- Episode no.: Season 5 Episode 6
- Directed by: Colin Bucksey
- Written by: Gennifer Hutchison
- Cinematography by: Michael Slovis
- Editing by: Kelley Dixon
- Original air date: August 19, 2012
- Running time: 47 minutes

Guest appearances
- Jesse Plemons as Todd Alquist; Steven Michael Quezada as Steven Gomez; Louis Ferreira as Declan; Kaija Roze Bales as Kaylee Ehrmantraut; Samuel Webb as Drew Sharp;

Episode chronology
| ← Previous "Dead Freight" | Next → "Say My Name" |
- Breaking Bad season 5

= Buyout (Breaking Bad) =

"Buyout" is the sixth episode of the fifth season of the American television drama series Breaking Bad, and the 52nd overall episode of the series. Written by Gennifer Hutchison and directed by Colin Bucksey, it originally aired on AMC in the United States on August 19, 2012.

== Plot ==
After returning from the train heist, Walter White, Mike Ehrmantraut, and Todd Alquist destroy Drew Sharp's body and his dirt bike. Todd casually dismisses the killing, leading an incensed Jesse Pinkman to punch him. After a heated debate, Walt, Jesse, and Mike agree to spare Todd's life and keep him on the payroll with Vamonos Pest.

The DEA begins to surveil Mike, which leads him to leave Walt's meth operation, as does Jesse, who is distraught about Drew's death. They propose to sell the methylamine, which could net them as much as $5 million each. A rival meth dealer offers to buy the methylamine but Walt refuses to sell, because he intends to profit by turning it into meth, which could be worth as much as $300 million. With Walt refusing to sell, Jesse and Mike are also prevented from selling their shares.

While visiting Holly, a tearful Skyler White is tempted to confess to her sister Marie Schrader, but stops short when Marie discloses her knowledge of Skyler's affair with Ted Beneke. Marie mistakenly believes the affair to be the reason for Skyler's mental anguish.

Jesse comes to Walt's house to try to change Walt's mind. Walt refuses to sell and compares the situation to the incident in which he lost millions by selling his 33.33% share of Gray Matter Technologies for $5,000, while the company went on to be worth over $2 billion. He tells Jesse he does not see their enterprise as a drug business but as the building of an empire. Skyler arrives home and Walt insists that Jesse stay for dinner, leading to an awkward meal.

Walt tries to hide the methylamine, but Mike anticipates the move and restrains Walt in the Vamonos Pest offices. Mike and Saul Goodman meet with Hank Schrader and Steve Gomez at the DEA to notify them that Mike has obtained an injunction preventing their continued surveillance of him. Walt frees himself and hides the methylamine. When Mike arrives, he threatens to kill Walt but Jesse interrupts and tells Mike that Walt has a plan to get all three of them their money.

== Reception ==
=== Ratings ===
"Buyout" was watched by 2.81 million viewers and received a 5 rating among viewers aged 18–49.
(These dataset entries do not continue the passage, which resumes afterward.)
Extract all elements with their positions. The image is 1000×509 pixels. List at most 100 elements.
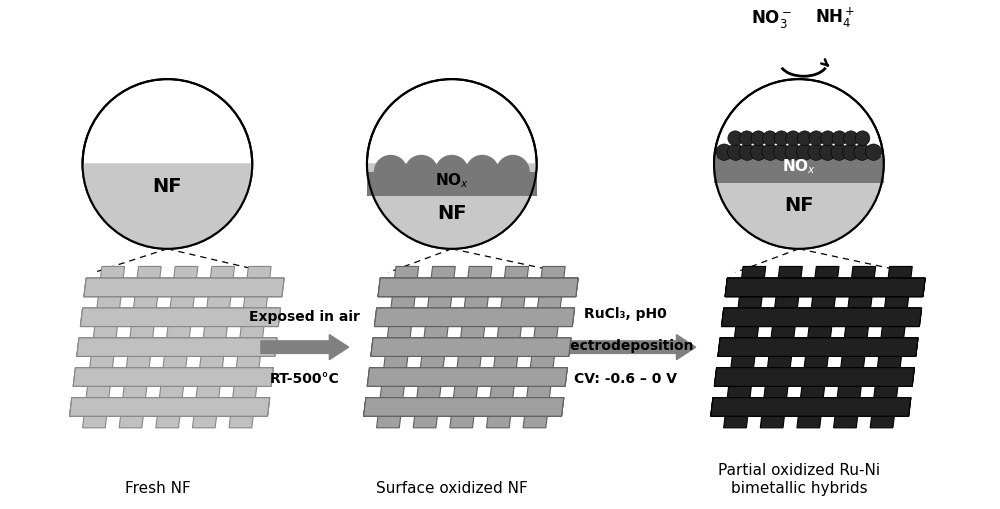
Polygon shape [725,278,925,297]
Circle shape [819,145,836,161]
Circle shape [808,145,824,161]
Circle shape [404,156,438,189]
Circle shape [809,132,824,146]
Polygon shape [378,278,578,297]
Circle shape [374,156,408,189]
Polygon shape [84,278,284,297]
Polygon shape [760,267,802,428]
Circle shape [855,132,870,146]
Polygon shape [364,398,564,416]
Text: RuCl₃, pH0: RuCl₃, pH0 [584,306,667,321]
Polygon shape [84,278,284,297]
Polygon shape [83,267,125,428]
Polygon shape [413,267,455,428]
Polygon shape [73,368,273,386]
Polygon shape [77,338,277,357]
Polygon shape [725,278,925,297]
Polygon shape [711,398,911,416]
Polygon shape [70,398,270,416]
Text: CV: -0.6 – 0 V: CV: -0.6 – 0 V [574,372,677,385]
Circle shape [832,132,847,146]
Bar [714,157,884,184]
Text: NF: NF [784,195,814,214]
Polygon shape [724,267,766,428]
Circle shape [728,132,743,146]
Circle shape [739,132,754,146]
Text: Electrodeposition: Electrodeposition [557,338,694,353]
Polygon shape [486,267,529,428]
Polygon shape [718,338,918,357]
Polygon shape [367,368,567,386]
Circle shape [739,145,755,161]
Text: Partial oxidized Ru-Ni
bimetallic hybrids: Partial oxidized Ru-Ni bimetallic hybrid… [718,462,880,495]
Polygon shape [722,308,922,327]
Text: NO$_x$: NO$_x$ [435,171,469,190]
Circle shape [751,132,766,146]
Polygon shape [371,338,571,357]
Text: NO$_x$: NO$_x$ [782,157,816,176]
Text: Fresh NF: Fresh NF [125,479,191,495]
Polygon shape [523,267,565,428]
Polygon shape [73,368,273,386]
Circle shape [83,80,252,249]
Text: NO$_3^-$: NO$_3^-$ [751,8,792,30]
Bar [367,173,537,196]
FancyArrow shape [555,335,696,360]
Circle shape [750,145,767,161]
Polygon shape [80,308,280,327]
Polygon shape [725,278,925,297]
Polygon shape [797,267,839,428]
Polygon shape [70,398,270,416]
Polygon shape [834,267,876,428]
Polygon shape [371,338,571,357]
Polygon shape [371,338,571,357]
Text: NF: NF [437,203,467,222]
Circle shape [844,132,858,146]
Polygon shape [192,267,235,428]
Circle shape [496,156,530,189]
Text: Surface oxidized NF: Surface oxidized NF [376,479,528,495]
Polygon shape [70,398,270,416]
Polygon shape [374,308,574,327]
Polygon shape [714,368,914,386]
Polygon shape [714,368,914,386]
Polygon shape [718,338,918,357]
Circle shape [842,145,859,161]
Polygon shape [450,267,492,428]
Polygon shape [711,398,911,416]
Polygon shape [374,308,574,327]
Polygon shape [70,398,270,416]
Polygon shape [156,267,198,428]
Polygon shape [367,164,537,249]
Text: NH$_4^+$: NH$_4^+$ [815,6,856,30]
Circle shape [785,145,801,161]
Polygon shape [73,368,273,386]
Polygon shape [83,164,252,249]
Circle shape [762,145,778,161]
Polygon shape [714,368,914,386]
Polygon shape [84,278,284,297]
Circle shape [786,132,800,146]
Circle shape [728,145,744,161]
Circle shape [797,132,812,146]
Polygon shape [77,338,277,357]
Text: NF: NF [153,176,182,195]
Polygon shape [718,338,918,357]
Circle shape [774,132,789,146]
Polygon shape [714,164,884,249]
Polygon shape [364,398,564,416]
Circle shape [831,145,847,161]
Polygon shape [725,278,925,297]
Polygon shape [378,278,578,297]
Circle shape [367,80,537,249]
Polygon shape [374,308,574,327]
Polygon shape [364,398,564,416]
Polygon shape [364,398,564,416]
Text: Exposed in air: Exposed in air [249,309,360,323]
Circle shape [716,145,732,161]
FancyArrow shape [261,335,349,360]
Text: RT-500°C: RT-500°C [270,372,340,385]
Circle shape [854,145,870,161]
Circle shape [796,145,813,161]
Circle shape [714,80,884,249]
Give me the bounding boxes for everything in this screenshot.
=== Critical reception ===
Donna Bowman of The A.V. Club gave it an A rating and called it a "standout episode" for how it "shows Walter offering up two sides of the truth of his life." Seth Amitin, writing for IGN, rated the episode 8.5 out of 10, adding that he "love[s] that this show still deals with the emotional impact of [the characters'] own messes." However, Sean T. Collins of Rolling Stone felt the episode "stumbled" when it came to "compelling drama in which everyone involved acts in character and within the bounds of recognizable, reasonable human behavior." HitFix's Alan Sepinwall thought "Buyout" was "a bit more muddled" when compared to the previous episodes, adding, "There are incredible individual components — the pre-credits sequence, Walt's improvised blowtorch, even another awkward meal at the White house — but they didn't entirely work together."

Aaron Paul was nominated for the Primetime Emmy Award for Outstanding Supporting Actor in a Drama Series for his performance in this episode.

In 2019 The Ringer ranked "Buyout" 42nd out of the 62 total Breaking Bad episodes.